La ciudad de Sucre, Bolivia, fue sede del 171 Periodo de Sesiones de la Comisión Interamericana de Derechos Humanos (CIDH), que reunió a los comisionados y las comisionadas de la CIDH, representantes de la Alta Comisionada de Derechos Humanos de las Naciones Unidas, representantes estatales, organizaciones de la sociedad civil, y víctimas de violaciones a derechos humanos de diversos países de la Región.

A través del trabajo que venimos realizando en el Programa Amazonía de EarthRights International en Latinoamérica, hemos acompañado a los pueblos indígenas de Bolivia en su lucha por la defensa del territorio.

Y este trabajo ha tenido un foco especial en hacer seguimiento a la vulnerabilidad de estos pueblos como consecuencia de las represas que se planean construir en territorios ancestrales.
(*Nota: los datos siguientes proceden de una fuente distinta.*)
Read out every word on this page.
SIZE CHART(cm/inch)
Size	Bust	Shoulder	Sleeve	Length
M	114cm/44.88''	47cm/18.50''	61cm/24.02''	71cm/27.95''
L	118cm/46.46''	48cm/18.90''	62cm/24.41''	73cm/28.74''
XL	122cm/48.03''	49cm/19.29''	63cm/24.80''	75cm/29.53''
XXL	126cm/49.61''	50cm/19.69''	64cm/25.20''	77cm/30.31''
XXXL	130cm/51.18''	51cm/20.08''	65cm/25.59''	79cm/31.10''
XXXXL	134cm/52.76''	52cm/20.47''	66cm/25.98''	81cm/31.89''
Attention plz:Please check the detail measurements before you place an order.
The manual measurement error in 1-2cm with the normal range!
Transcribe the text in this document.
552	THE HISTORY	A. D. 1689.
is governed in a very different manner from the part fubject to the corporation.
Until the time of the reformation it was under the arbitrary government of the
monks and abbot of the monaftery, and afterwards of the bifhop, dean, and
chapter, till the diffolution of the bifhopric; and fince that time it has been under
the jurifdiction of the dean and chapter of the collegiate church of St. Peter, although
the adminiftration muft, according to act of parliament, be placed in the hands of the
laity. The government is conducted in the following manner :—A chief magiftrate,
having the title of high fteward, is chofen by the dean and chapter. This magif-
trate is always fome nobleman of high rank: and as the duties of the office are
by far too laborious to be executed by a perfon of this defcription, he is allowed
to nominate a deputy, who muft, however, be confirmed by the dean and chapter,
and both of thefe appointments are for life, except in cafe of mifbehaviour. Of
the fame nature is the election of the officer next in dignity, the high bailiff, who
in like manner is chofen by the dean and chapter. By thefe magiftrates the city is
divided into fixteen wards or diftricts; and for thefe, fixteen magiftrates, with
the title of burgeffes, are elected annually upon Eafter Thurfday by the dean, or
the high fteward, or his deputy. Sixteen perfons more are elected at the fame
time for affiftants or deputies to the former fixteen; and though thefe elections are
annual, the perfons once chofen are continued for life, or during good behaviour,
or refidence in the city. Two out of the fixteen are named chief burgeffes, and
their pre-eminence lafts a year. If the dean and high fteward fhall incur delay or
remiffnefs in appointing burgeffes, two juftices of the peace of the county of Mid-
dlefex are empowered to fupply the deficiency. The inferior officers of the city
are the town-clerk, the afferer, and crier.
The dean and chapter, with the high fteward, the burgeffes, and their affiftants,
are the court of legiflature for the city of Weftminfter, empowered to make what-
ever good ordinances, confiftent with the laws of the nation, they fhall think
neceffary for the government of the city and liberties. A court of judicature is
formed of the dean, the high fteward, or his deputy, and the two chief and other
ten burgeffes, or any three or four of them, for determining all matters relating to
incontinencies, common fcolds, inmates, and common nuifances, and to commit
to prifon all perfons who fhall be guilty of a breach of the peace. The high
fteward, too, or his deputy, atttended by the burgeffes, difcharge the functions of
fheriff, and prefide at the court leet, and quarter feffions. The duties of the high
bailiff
En razón a ello, en el marco de las sesiones de la CIDH, organizamos junto con la Coordinadora Nacional de Defensa de Territorios Indígenas Originarios y Áreas Naturales Protegidas (CONTIOCAP), la Pastoral de la Ecología y Medio Ambiente, y Caritas Pastoral Social Tarija – organizaciones sociales de base e indígenas-  el evento “Las represas, una amenaza para Bolivia: el caso Chepete-Bala y Rositas”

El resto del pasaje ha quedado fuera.